Significant increase in cache to cache data transfer

Vinay_Y_ · ‎10-12-2017

Hi All,

I am working on low latency software where I need to transfer data between cores very fast. I was exploring these two machine with intel mlc too.

I ran exactly this command on both machine
sudo ./mlc -e -r -c3 -i2 -l128 --c2c_latency

and following are the results for different CPUs

[CPU 1]
Intel(R) Xeon(R) Gold 6144 CPU @ 3.50GHz
No of numa node = 1
uname -a
Linux cresco31 4.4.87-18.29-default #1 SMP Wed Sep 13 07:07:43 UTC 2017 (3e35b20) x86_64 x86_64 x86_64 GNU/Linux
sudo ./mlc -e -r -c3 -i2 -l128 --c2c_latency
Latency = 231.1 core clocks (66.0 ns)

[CPU 2]
Intel(R) Xeon(R) CPU E5-2643 v2 @ 3.50GHz
No of numa node = 1
uname -a
Linux cresco29 4.4.73-18.17-default #1 SMP Fri Jun 23 20:25:06 UTC 2017 (f462a66) x86_64 x86_64 x86_64 GNU/Linux
sudo ./mlc -e -r -c3 -i2 -l128 --c2c_latency
Latency = 157.6 core clocks (45.0 ns)

We can see that for newer CPU cache to cache latency has significantly increased. Does this means that new CPUs are slower in this regard?

Thanks

Vinay

McCalpinJohn · ‎10-16-2017

As core counts increase, designers often have to make changes that allow increased throughput but at the cost of increased latency. The Xeon E5-2643 v2 is a 6-core part built on a single ring, while the Intel Gold 6144 is built on a two-dimensional mesh, so it is not surprising that there is an increase in cache-to-cache transfer latency.

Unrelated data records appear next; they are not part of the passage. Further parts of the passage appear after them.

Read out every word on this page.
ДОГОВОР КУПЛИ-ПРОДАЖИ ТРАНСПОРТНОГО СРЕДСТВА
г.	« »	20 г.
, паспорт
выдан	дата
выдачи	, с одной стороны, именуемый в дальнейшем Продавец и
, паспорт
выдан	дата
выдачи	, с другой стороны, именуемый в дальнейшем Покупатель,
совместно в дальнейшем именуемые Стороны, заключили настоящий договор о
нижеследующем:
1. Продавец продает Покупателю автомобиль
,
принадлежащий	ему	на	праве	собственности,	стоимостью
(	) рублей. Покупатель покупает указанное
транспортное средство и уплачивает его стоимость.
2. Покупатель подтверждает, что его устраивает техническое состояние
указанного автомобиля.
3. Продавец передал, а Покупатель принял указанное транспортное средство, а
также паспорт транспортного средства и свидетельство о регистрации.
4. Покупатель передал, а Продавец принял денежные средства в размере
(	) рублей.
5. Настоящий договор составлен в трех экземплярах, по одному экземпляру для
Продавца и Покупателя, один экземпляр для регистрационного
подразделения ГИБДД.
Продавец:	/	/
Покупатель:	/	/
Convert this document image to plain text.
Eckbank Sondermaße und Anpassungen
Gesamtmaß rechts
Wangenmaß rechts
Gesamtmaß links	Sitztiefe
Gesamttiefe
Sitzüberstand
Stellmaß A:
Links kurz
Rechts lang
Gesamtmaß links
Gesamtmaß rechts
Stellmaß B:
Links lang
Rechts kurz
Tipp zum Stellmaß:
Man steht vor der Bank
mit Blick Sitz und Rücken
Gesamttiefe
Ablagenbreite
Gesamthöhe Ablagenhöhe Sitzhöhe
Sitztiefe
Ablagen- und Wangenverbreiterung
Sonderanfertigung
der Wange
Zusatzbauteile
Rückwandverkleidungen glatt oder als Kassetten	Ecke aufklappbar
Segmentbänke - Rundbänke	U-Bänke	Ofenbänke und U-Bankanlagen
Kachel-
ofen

The specific numbers you show are a bit odd, and when I try this test I also get numbers that don't make any sense -- they are slow and they don't change when I change the values for the "-i" and "-c" options. (I am testing on a two-socket Xeon Platinum 8160 node -- 24 cores, 2.1 GHz nominal, 3.7 GHz max Turbo.) There may be something funny with the core bindings on the Xeon Scalable processors.

The default version of the command "sudo ./mlc --c2c_latency" gives more reasonable results:

# ./mlc --c2c_latency
Intel(R) Memory Latency Checker - v3.4
Command line parameters: --c2c_latency

Measuring cache-to-cache transfer latency (in ns)...
Local Socket L2->L2 HIT latency   48.3
Local Socket L2->L2 HITM latency   48.3
Remote Socket L2->L2 HITM latency (data address homed in writer socket)
           Reader Numa Node
Writer Numa Node     0         1
            0         -   112.2
            1   113.1         -
Remote Socket L2->L2 HITM latency (data address homed in reader socket)
           Reader Numa Node
Writer Numa Node     0         1
            0         -   177.9
            1   181.2         -

Vinay_Y_ · ‎10-17-2017

Thanks John, for your response. When I run just basic command ./mlc --c2c_latency. Then I get 13.5ns but I have doubt on this number because as I add -r option means (./mlc -r --c2c_latency) then latency again becomes 66ns. So it is still confusing how there is this much difference.

Just to let you know about the problem I working on. We have a set of heavy calculations. So I am trying to create a 3 stage pipeline on cpu by dividing calculation in multiple stages. In this pipeline, only 128 bytes are send to next cpu for next set of calculation. So its like single producer/consumer.

When I measured time, on older cpu it was data transfer was taking 16% of overall calculation but on new cpu this time has become 25% which is causing all the problem. Any Ideas?